A couple of days ago charges were announced related to real estate fraud. According to the press release by the FBI in Oregon,
Among the 39 defendants named today are two real estate agents, 11 mortgage brokers, one bank loan officer, and one certified public accountant (CPA).
There are some ongoing investigations and they are expecting more charges to occur.
I don’t know why, but I feel compelled to comment on this. I was having a hilarious and off tangent facebook conversation with some other real estate agents from across the country focused on the term “raising the bar.” It’s the current term agents cry out to express the need for greater standards in our industry. That battlecry has been going on for my entire career as a real estate agent here in Salem and honestly, the bar hasn’t been raised a whole lot here in Oregon. I mean Oregon just put into law that a real estate agent has to have a high school diploma or GED. That wasn’t in the books before. That’s like raising the bar a millimeter. Not sure that is what the battlecry is about.
Personally I, like these other fellow agents, am tired of the battlecry. See here’s the deal. The government can’t regulate behavior: they can only regulate systems. It is up to each of us that makes up the system to regulate our behavior. If we want to talk about real estate fraud then brokerage owners need to look at how they fail to train their agents.
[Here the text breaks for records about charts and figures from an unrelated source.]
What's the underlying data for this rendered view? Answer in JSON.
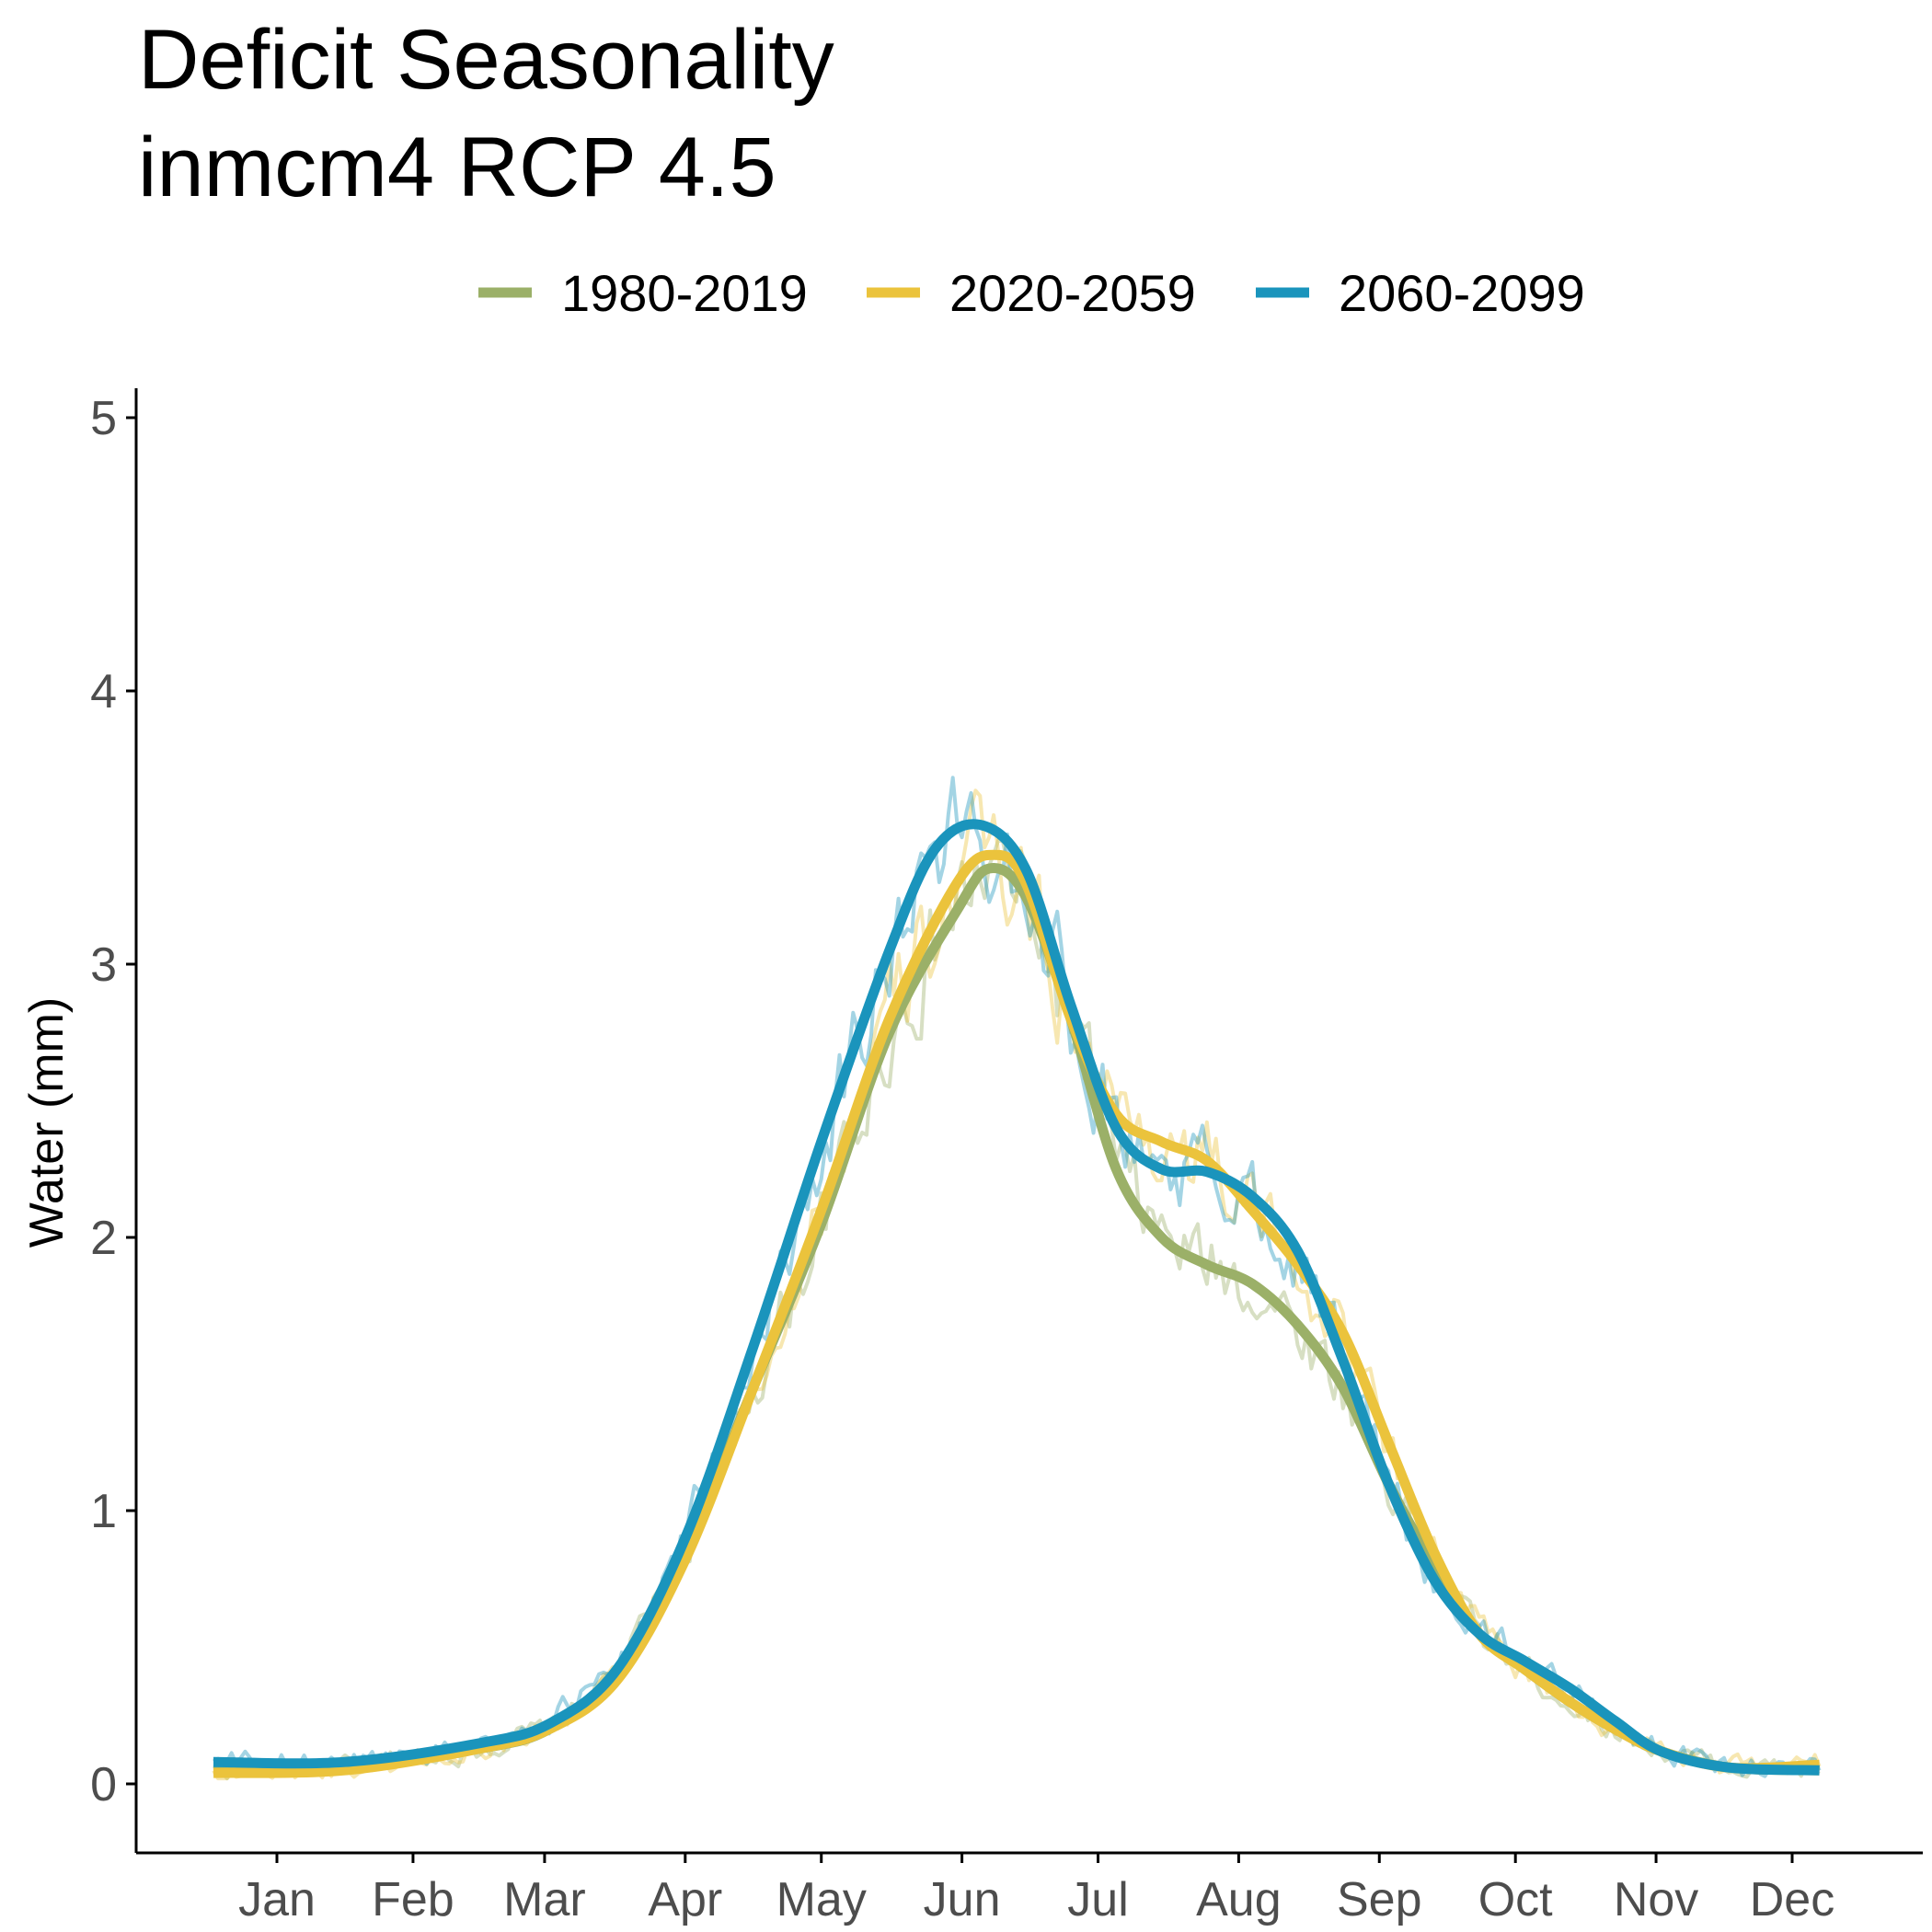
{
  "chart_data": {
    "type": "line",
    "title": [
      "Deficit Seasonality",
      "inmcm4 RCP 4.5"
    ],
    "xlabel": "",
    "ylabel": "Water (mm)",
    "x_unit": "day of year",
    "xlim": [
      1,
      365
    ],
    "ylim": [
      0,
      5
    ],
    "y_ticks": [
      0,
      1,
      2,
      3,
      4,
      5
    ],
    "x_ticks": [
      {
        "label": "Jan",
        "day": 15
      },
      {
        "label": "Feb",
        "day": 45
      },
      {
        "label": "Mar",
        "day": 74
      },
      {
        "label": "Apr",
        "day": 105
      },
      {
        "label": "May",
        "day": 135
      },
      {
        "label": "Jun",
        "day": 166
      },
      {
        "label": "Jul",
        "day": 196
      },
      {
        "label": "Aug",
        "day": 227
      },
      {
        "label": "Sep",
        "day": 258
      },
      {
        "label": "Oct",
        "day": 288
      },
      {
        "label": "Nov",
        "day": 319
      },
      {
        "label": "Dec",
        "day": 349
      }
    ],
    "grid": false,
    "legend_position": "top",
    "series": [
      {
        "name": "1980-2019",
        "color": "#9bb068",
        "smoothed": [
          [
            1,
            0.05
          ],
          [
            30,
            0.06
          ],
          [
            60,
            0.13
          ],
          [
            75,
            0.2
          ],
          [
            90,
            0.4
          ],
          [
            105,
            0.85
          ],
          [
            120,
            1.45
          ],
          [
            135,
            2.05
          ],
          [
            150,
            2.75
          ],
          [
            165,
            3.2
          ],
          [
            172,
            3.35
          ],
          [
            180,
            3.25
          ],
          [
            190,
            2.8
          ],
          [
            200,
            2.25
          ],
          [
            210,
            2.0
          ],
          [
            220,
            1.9
          ],
          [
            230,
            1.83
          ],
          [
            240,
            1.68
          ],
          [
            250,
            1.45
          ],
          [
            260,
            1.1
          ],
          [
            270,
            0.8
          ],
          [
            280,
            0.55
          ],
          [
            290,
            0.42
          ],
          [
            300,
            0.3
          ],
          [
            310,
            0.2
          ],
          [
            320,
            0.12
          ],
          [
            335,
            0.06
          ],
          [
            355,
            0.05
          ]
        ],
        "daily_peak": 3.6
      },
      {
        "name": "2020-2059",
        "color": "#ebc33c",
        "smoothed": [
          [
            1,
            0.04
          ],
          [
            30,
            0.05
          ],
          [
            60,
            0.13
          ],
          [
            75,
            0.2
          ],
          [
            90,
            0.38
          ],
          [
            105,
            0.82
          ],
          [
            120,
            1.45
          ],
          [
            135,
            2.1
          ],
          [
            150,
            2.8
          ],
          [
            165,
            3.3
          ],
          [
            173,
            3.4
          ],
          [
            180,
            3.3
          ],
          [
            190,
            2.8
          ],
          [
            200,
            2.45
          ],
          [
            210,
            2.35
          ],
          [
            220,
            2.28
          ],
          [
            230,
            2.1
          ],
          [
            240,
            1.9
          ],
          [
            250,
            1.65
          ],
          [
            260,
            1.25
          ],
          [
            270,
            0.85
          ],
          [
            280,
            0.55
          ],
          [
            290,
            0.42
          ],
          [
            300,
            0.3
          ],
          [
            310,
            0.2
          ],
          [
            320,
            0.12
          ],
          [
            335,
            0.06
          ],
          [
            355,
            0.07
          ]
        ],
        "daily_peak": 3.7
      },
      {
        "name": "2060-2099",
        "color": "#1a94bc",
        "smoothed": [
          [
            1,
            0.08
          ],
          [
            30,
            0.08
          ],
          [
            60,
            0.15
          ],
          [
            75,
            0.22
          ],
          [
            90,
            0.42
          ],
          [
            105,
            0.9
          ],
          [
            120,
            1.6
          ],
          [
            135,
            2.35
          ],
          [
            150,
            3.05
          ],
          [
            160,
            3.42
          ],
          [
            170,
            3.51
          ],
          [
            180,
            3.35
          ],
          [
            190,
            2.85
          ],
          [
            200,
            2.4
          ],
          [
            210,
            2.25
          ],
          [
            220,
            2.24
          ],
          [
            230,
            2.15
          ],
          [
            240,
            1.95
          ],
          [
            250,
            1.55
          ],
          [
            260,
            1.1
          ],
          [
            270,
            0.75
          ],
          [
            280,
            0.55
          ],
          [
            290,
            0.45
          ],
          [
            300,
            0.35
          ],
          [
            310,
            0.23
          ],
          [
            320,
            0.12
          ],
          [
            335,
            0.06
          ],
          [
            355,
            0.05
          ]
        ],
        "daily_peak": 3.7
      }
    ]
  }
}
If we want to talk about improving the world of real estate it is up to the business owners, whether your own a brokerage or a mortgage business to have their own standards. Government has never been about raising the bar; it has always been about the lowest notch on the bar. It is the responsibility of the business owners to ensure that we are well above that lowest notch.
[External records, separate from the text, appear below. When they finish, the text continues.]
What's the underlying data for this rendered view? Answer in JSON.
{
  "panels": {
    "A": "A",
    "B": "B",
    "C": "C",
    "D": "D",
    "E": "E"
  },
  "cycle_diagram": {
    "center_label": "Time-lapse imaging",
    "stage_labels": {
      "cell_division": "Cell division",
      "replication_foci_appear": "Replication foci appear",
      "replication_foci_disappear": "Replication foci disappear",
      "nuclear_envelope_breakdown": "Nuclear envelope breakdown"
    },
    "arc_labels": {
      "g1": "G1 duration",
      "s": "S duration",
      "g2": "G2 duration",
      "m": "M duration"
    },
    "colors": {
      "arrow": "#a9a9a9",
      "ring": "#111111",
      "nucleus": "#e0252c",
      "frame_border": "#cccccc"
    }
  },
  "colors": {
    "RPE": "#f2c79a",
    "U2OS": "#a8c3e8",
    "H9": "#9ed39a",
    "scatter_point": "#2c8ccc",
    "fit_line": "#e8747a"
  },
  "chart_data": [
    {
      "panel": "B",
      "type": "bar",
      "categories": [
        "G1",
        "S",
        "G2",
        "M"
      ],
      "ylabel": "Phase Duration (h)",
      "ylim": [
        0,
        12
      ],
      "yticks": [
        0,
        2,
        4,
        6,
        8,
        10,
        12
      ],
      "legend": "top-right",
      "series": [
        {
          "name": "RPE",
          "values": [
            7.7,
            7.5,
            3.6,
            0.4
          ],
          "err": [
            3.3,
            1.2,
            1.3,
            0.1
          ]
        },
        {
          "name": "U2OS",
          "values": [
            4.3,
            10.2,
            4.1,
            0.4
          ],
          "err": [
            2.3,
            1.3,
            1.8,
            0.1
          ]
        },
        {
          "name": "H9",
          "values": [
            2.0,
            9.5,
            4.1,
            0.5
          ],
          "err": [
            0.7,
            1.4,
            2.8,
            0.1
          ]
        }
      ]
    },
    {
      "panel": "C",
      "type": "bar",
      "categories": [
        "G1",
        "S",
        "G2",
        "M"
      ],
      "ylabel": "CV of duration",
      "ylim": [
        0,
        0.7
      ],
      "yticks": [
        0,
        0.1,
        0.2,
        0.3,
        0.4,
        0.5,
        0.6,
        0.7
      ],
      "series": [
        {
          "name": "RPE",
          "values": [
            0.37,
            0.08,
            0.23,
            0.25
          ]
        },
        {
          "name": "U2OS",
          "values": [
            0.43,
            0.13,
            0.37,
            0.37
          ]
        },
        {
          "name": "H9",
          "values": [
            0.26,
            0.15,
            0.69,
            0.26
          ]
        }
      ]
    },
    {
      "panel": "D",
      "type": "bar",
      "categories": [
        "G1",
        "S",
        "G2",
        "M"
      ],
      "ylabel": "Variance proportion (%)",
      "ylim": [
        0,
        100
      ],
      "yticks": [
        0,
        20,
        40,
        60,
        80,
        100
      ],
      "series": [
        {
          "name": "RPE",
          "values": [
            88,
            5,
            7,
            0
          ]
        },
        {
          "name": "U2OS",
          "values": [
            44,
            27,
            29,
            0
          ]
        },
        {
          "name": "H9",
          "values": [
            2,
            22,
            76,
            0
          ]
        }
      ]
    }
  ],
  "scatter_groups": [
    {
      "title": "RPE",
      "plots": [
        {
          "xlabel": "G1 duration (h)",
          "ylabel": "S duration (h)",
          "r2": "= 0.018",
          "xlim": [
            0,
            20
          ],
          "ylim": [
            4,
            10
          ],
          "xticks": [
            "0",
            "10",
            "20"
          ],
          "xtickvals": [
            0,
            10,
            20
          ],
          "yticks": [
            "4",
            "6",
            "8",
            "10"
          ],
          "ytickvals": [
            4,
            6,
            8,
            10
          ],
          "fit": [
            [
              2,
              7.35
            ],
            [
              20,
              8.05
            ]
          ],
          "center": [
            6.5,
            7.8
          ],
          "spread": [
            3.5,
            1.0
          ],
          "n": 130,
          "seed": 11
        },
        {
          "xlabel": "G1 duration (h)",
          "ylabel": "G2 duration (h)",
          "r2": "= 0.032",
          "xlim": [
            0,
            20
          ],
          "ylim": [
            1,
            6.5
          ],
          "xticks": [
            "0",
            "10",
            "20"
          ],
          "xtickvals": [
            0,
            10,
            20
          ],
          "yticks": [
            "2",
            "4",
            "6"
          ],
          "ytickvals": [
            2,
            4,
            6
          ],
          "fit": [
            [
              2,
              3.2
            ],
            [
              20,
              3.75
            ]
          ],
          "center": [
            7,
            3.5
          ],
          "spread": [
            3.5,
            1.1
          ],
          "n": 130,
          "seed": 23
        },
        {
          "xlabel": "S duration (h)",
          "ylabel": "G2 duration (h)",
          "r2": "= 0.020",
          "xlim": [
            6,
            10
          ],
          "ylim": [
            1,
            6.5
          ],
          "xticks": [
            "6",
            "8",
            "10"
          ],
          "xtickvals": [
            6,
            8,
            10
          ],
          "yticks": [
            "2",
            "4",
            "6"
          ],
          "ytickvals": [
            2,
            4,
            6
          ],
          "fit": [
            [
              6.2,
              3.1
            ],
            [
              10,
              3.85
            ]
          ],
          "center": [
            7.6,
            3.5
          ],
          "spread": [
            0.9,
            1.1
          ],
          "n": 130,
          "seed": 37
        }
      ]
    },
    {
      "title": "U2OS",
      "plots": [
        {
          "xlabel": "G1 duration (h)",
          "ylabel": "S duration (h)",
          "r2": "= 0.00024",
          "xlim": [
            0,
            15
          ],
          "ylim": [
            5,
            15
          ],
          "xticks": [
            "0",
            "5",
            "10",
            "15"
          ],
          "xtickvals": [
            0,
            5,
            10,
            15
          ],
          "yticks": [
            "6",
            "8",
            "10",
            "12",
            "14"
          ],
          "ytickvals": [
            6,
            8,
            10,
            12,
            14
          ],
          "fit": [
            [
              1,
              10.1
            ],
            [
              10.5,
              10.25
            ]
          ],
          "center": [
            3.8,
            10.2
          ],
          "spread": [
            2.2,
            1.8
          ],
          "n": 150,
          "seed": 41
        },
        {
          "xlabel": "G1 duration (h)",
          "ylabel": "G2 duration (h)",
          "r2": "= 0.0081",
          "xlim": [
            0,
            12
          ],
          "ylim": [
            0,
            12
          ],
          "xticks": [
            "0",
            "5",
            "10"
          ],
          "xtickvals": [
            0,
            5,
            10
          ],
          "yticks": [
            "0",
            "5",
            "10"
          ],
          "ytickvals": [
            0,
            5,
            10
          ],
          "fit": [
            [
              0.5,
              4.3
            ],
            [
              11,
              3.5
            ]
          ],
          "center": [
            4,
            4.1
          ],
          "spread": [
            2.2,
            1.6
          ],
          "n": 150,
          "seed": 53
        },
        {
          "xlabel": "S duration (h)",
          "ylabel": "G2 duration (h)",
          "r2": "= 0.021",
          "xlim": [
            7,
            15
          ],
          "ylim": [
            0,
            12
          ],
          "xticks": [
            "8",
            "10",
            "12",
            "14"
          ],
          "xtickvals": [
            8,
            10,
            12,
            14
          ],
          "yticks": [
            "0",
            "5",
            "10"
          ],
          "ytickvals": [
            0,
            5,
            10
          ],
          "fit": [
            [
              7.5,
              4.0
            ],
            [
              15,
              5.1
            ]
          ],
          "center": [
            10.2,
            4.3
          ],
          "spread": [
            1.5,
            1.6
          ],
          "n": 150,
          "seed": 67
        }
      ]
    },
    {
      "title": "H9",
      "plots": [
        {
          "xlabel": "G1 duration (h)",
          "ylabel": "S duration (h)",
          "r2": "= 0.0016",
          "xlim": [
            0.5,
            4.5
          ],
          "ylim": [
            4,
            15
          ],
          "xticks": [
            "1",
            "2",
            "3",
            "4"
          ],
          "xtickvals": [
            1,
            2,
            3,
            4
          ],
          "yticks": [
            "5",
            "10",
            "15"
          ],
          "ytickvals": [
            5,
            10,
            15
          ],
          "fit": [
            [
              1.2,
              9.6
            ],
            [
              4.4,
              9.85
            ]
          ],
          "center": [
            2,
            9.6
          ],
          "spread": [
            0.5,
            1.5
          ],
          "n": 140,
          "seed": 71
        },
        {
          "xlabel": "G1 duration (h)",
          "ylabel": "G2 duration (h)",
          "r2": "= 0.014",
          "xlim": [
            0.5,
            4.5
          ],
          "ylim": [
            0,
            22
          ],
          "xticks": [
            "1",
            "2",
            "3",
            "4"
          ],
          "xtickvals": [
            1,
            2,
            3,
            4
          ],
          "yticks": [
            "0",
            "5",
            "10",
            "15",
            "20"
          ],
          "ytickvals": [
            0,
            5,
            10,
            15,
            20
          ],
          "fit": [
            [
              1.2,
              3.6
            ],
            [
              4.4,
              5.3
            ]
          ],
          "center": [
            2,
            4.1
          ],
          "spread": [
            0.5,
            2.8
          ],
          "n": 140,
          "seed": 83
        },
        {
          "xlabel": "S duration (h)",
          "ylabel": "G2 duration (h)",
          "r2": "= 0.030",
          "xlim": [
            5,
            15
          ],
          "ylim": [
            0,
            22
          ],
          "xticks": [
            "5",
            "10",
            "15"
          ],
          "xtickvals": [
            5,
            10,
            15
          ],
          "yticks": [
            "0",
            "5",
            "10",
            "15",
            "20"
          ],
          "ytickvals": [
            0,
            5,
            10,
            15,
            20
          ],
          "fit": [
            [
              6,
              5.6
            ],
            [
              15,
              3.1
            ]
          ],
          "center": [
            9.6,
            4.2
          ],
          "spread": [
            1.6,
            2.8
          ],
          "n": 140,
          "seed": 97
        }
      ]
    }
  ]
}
I am not the biggest brokerage in town. I don’t have “bragging rights” that I have 100 agents working at my firm. I also don’t have to worry about real estate fraud. I don’t have to worry that I have a mediocre agent in my midst. My agents have direct access to a real estate attorney for any help they need. Part of preventing fraud is making sure your agents can be successful so that they aren’t in a position of having to compromise their ethics. I’d rather be the smallest game in town, with the best agents, even if there are only a few of us.
Me…I’m not aiming for the lowest notch. Forget about raising the bar for the industry. Raise the bar for yourself or your brokerage. Consumers know the difference.